Prince of Wales Clinical School, Faculty of Medicine, University of New South Wales, Australia.
Headache. 2010 May;50(5):895-908. doi: 10.1111/j.1526-4610.2010.01669.x.
This article reviews the baffling problem of the pathophysiology behind a peripheral genesis of migraine pain--or more particularly the baffling problem of its absence.

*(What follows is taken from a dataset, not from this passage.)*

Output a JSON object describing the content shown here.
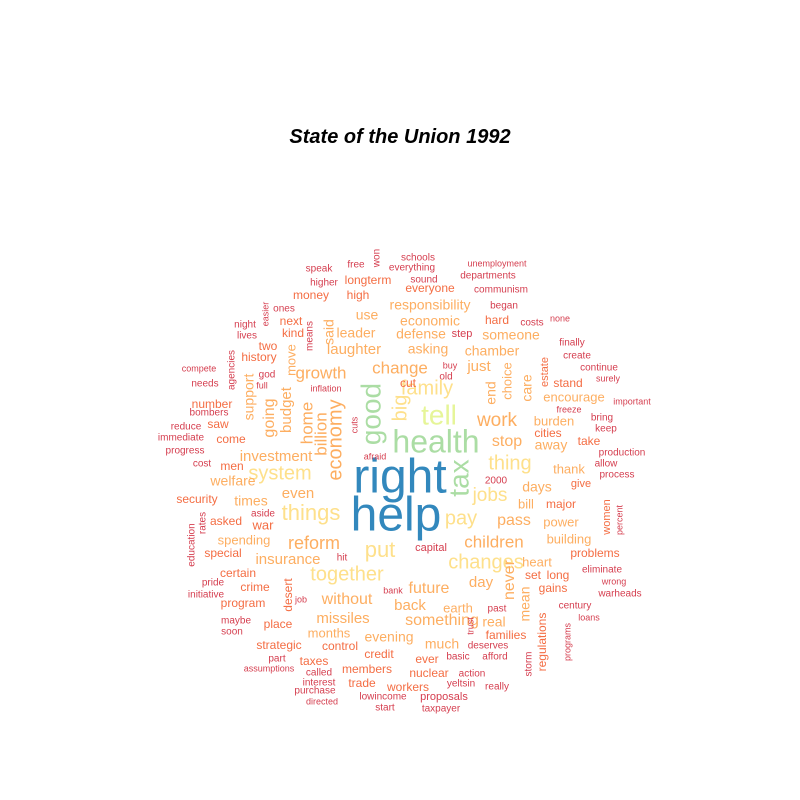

I examine a number of pathophysiological states and the effector mechanisms for these states and find most of them very plausible and that they are all supported by abundant evidence. However, this evidence is mostly indirect; to date the occurrence of any of the presumed pathological states has not been convincingly demonstrated. Furthermore, there is little evidence of increased trigeminal sensory traffic into the central nervous system during a migraine attack. The article also examines a number of observations and experimental programs used to bolster a theory of peripheral pathology and suggests reasons why they may in fact not bolster it. I suggest that a pathology, if one exists, may be in the brain and even that it may not be a pathology at all. Migraine headache might just happen because of random noise in an exquisitely sensitive and complex network. The article suggests an experimental program to resolve these issues.
这篇文章回顾了偏头痛疼痛外周起源背后令人费解的病理生理学问题——或者更确切地说,是其缺失的令人费解的问题。我检查了许多病理生理状态及其效应机制,并发现大多数状态都非常合理,并且都有大量证据支持。然而,这些证据大多是间接的;迄今为止,任何假定的病理状态的发生都没有得到令人信服的证明。此外,在偏头痛发作期间,三叉神经感觉传入到中枢神经系统的增加很少有证据。本文还检查了一些用于支持外周病理学理论的观察和实验方案,并提出了为什么它们实际上可能不会支持该理论的原因。我认为,如果存在一种病理学,它可能存在于大脑中,甚至可能根本不是一种病理学。偏头痛头痛可能只是由于极其敏感和复杂的网络中的随机噪声而发生。本文提出了一个实验方案来解决这些问题。